Mais pourquoi les alpinistes se lèvent-ils donc si tôt ?

C’est un fait, l’alpiniste est un animal très matinal. La moindre petite course pour débutant le mettra debout à 4 heures. Pour les itinéraires plus longs il programmera le réveil à 2 heures, voire à minuit.

Tout le monde en conviendra : se lever tôt, c’est dur. Particulièrement pendant cette portion de nuit, bénie entre toutes, qui s’étend de minuit à 6 heures. C’est précisément à ce moment là que l’on dort très profondément, d’un sommeil efficace, réparateur. Y faire sonner le réveil est quasiment un crime pour les gens qui ont du mal à dormir, ou qui tout simplement aiment ça.

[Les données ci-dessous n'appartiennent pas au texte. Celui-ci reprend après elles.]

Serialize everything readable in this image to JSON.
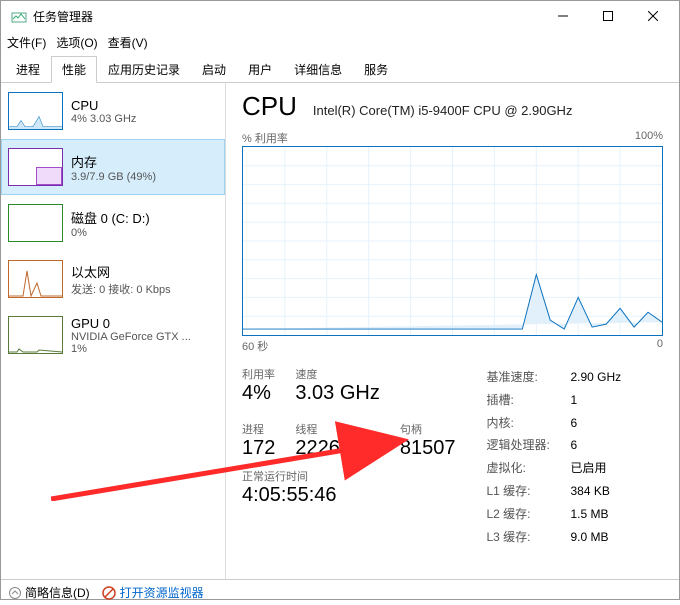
{
  "window": {
    "title": "任务管理器"
  },
  "menu": {
    "file": "文件(F)",
    "options": "选项(O)",
    "view": "查看(V)"
  },
  "tabs": {
    "processes": "进程",
    "performance": "性能",
    "apphistory": "应用历史记录",
    "startup": "启动",
    "users": "用户",
    "details": "详细信息",
    "services": "服务"
  },
  "sidebar": {
    "cpu": {
      "name": "CPU",
      "val": "4% 3.03 GHz"
    },
    "mem": {
      "name": "内存",
      "val": "3.9/7.9 GB (49%)"
    },
    "disk": {
      "name": "磁盘 0 (C: D:)",
      "val": "0%"
    },
    "eth": {
      "name": "以太网",
      "val": "发送: 0 接收: 0 Kbps"
    },
    "gpu": {
      "name": "GPU 0",
      "val1": "NVIDIA GeForce GTX ...",
      "val2": "1%"
    }
  },
  "main": {
    "title": "CPU",
    "model": "Intel(R) Core(TM) i5-9400F CPU @ 2.90GHz",
    "chart_top_left": "% 利用率",
    "chart_top_right": "100%",
    "chart_bot_left": "60 秒",
    "chart_bot_right": "0",
    "stats": {
      "util_l": "利用率",
      "util_v": "4%",
      "speed_l": "速度",
      "speed_v": "3.03 GHz",
      "proc_l": "进程",
      "proc_v": "172",
      "thread_l": "线程",
      "thread_v": "2226",
      "handle_l": "句柄",
      "handle_v": "81507",
      "uptime_l": "正常运行时间",
      "uptime_v": "4:05:55:46"
    },
    "right": {
      "base_l": "基准速度:",
      "base_v": "2.90 GHz",
      "sock_l": "插槽:",
      "sock_v": "1",
      "core_l": "内核:",
      "core_v": "6",
      "lp_l": "逻辑处理器:",
      "lp_v": "6",
      "virt_l": "虚拟化:",
      "virt_v": "已启用",
      "l1_l": "L1 缓存:",
      "l1_v": "384 KB",
      "l2_l": "L2 缓存:",
      "l2_v": "1.5 MB",
      "l3_l": "L3 缓存:",
      "l3_v": "9.0 MB"
    }
  },
  "footer": {
    "fewer": "简略信息(D)",
    "resmon": "打开资源监视器"
  },
  "chart_data": {
    "type": "line",
    "title": "% 利用率",
    "xlabel": "60 秒",
    "ylabel": "",
    "ylim": [
      0,
      100
    ],
    "x_seconds_ago": [
      60,
      55,
      50,
      45,
      40,
      35,
      30,
      25,
      20,
      18,
      16,
      14,
      12,
      10,
      8,
      6,
      4,
      2,
      0
    ],
    "values": [
      3,
      3,
      3,
      3,
      3,
      3,
      3,
      3,
      3,
      32,
      8,
      3,
      20,
      4,
      6,
      14,
      4,
      12,
      7
    ]
  }
}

S’extirper du cocon du duvet dans le froid et le noir est inhumain. Venant s’ajouter à la fatigue, les effets de l’altitude et de la déshydratation vous mettent invariablement le ventre en vrac, souvent à la limite de la nausée. Il faut beaucoup de courage, beaucoup de motivation pour dépasser la légitime flemme qui se fait jour lorsque retentit la sonnerie maudite. Pourquoi pas remettre le départ à plus tard – voire à jamais ? On est si bien !

Il est facile d’apporter des réponses intelligentes à cette question. La montagne est assurément en meilleure condition en pleine nuit ou au petit matin, lorsqu’il fait froid : la neige dure porte mieux, les cailloux branlants restent collés à la paroi par le gel, les séracs craquent moins (encore que j’aie un doute sur ce fait, peut-être n’est-ce qu’une légende montagnarde). La météo est elle aussi plus souvent menaçante le jour. Non qu’il ne neige ni ne vente la nuit, mais il est fréquent que de belles après-midi d’été soit gâchées par des orages, généralement fugaces mais parfois violents et dangereux.

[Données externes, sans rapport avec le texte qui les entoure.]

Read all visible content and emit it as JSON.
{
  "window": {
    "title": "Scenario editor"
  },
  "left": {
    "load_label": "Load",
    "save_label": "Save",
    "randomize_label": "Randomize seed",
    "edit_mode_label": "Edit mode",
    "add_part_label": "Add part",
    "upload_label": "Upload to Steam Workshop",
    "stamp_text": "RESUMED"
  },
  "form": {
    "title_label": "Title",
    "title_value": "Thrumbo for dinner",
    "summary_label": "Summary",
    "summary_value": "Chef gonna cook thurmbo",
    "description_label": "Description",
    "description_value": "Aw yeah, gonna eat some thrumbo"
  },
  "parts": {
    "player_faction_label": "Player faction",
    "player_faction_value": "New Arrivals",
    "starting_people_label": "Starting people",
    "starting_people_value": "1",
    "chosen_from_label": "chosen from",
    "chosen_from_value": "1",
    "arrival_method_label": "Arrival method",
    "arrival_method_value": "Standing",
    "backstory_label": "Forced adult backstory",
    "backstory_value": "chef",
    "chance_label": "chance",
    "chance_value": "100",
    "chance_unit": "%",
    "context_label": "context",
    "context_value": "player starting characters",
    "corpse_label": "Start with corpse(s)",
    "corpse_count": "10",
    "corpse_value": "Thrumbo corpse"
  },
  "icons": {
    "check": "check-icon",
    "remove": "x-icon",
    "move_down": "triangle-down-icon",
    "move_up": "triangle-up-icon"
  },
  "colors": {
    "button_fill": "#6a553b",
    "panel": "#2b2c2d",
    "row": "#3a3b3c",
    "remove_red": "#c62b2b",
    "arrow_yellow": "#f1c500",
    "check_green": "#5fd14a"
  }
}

Partir tôt est une attitude raisonnable, qui ménage une très longue journée devant soi, pour ne pas être pris par le temps si on progresse lentement, pour gérer les éventuels problèmes qui pourraient survenir et seront plus faciles à gérer en plein jour. Et lorsque tout se passe bien, l’on aura le plaisir d’atteindre son sommet au lever du jour, ce qui est souvent grandiose il faut en convenir. La descente se fera tôt en journée, sereine, et permettra de se payer un petit restau de retour dans la vallée.

Tout cela est vrai, et en tenir compte améliorera indéniablement les chances d’atteindre son objectif – voire de continuer à vivre. Mais cela ne va pas sans une certaine dose de souffrance. Car passée l’épreuve du réveil, du petit déjeuner le cœur au bord des lèvres, va commencer une interminable progression dans la nuit. Le souffle court malgré le pas de légionnaire, le contenu des narines collé par le froid glacial, un paysage réduit à un cône de lumière à l’intérieur duquel vont et viennent inlassablement les pieds du compagnon de cordée qui nous précède, tout cela rythmé par le cliquetis léger des broches à glace et autres mousquetons se heurtant doucement à nos ceintures… où est le plaisir, se demanderont certains, et parfois les alpinistes eux-mêmes

A la vérité, il y a malgré tout une certaine poésie dans cet état intermédiaire. S’il est rare que cette progression en heures sombres constituent une partie de plaisir, on ne s’y ennuie pas vraiment. Le temps s’écoule irrégulièrement. Peu de mots sont échangés, quelques pensées alanguies vont et viennent en boucle. De longues périodes de semi-sommeil propice à la rêverie sont interrompues par de brefs moments de lucidité, durant lesquels on jette un regard au cœur de la nuit pour constater avec plaisir que l’on a progressé plus que ce que l’on croyait. De cycle en cycle, le noir profond du ciel prend très lentement une teinte plus gris bleutée, augurant l’aube grandiose, vrai réveil de l’alpiniste qui connaîtra alors ses heures de bonheur fou.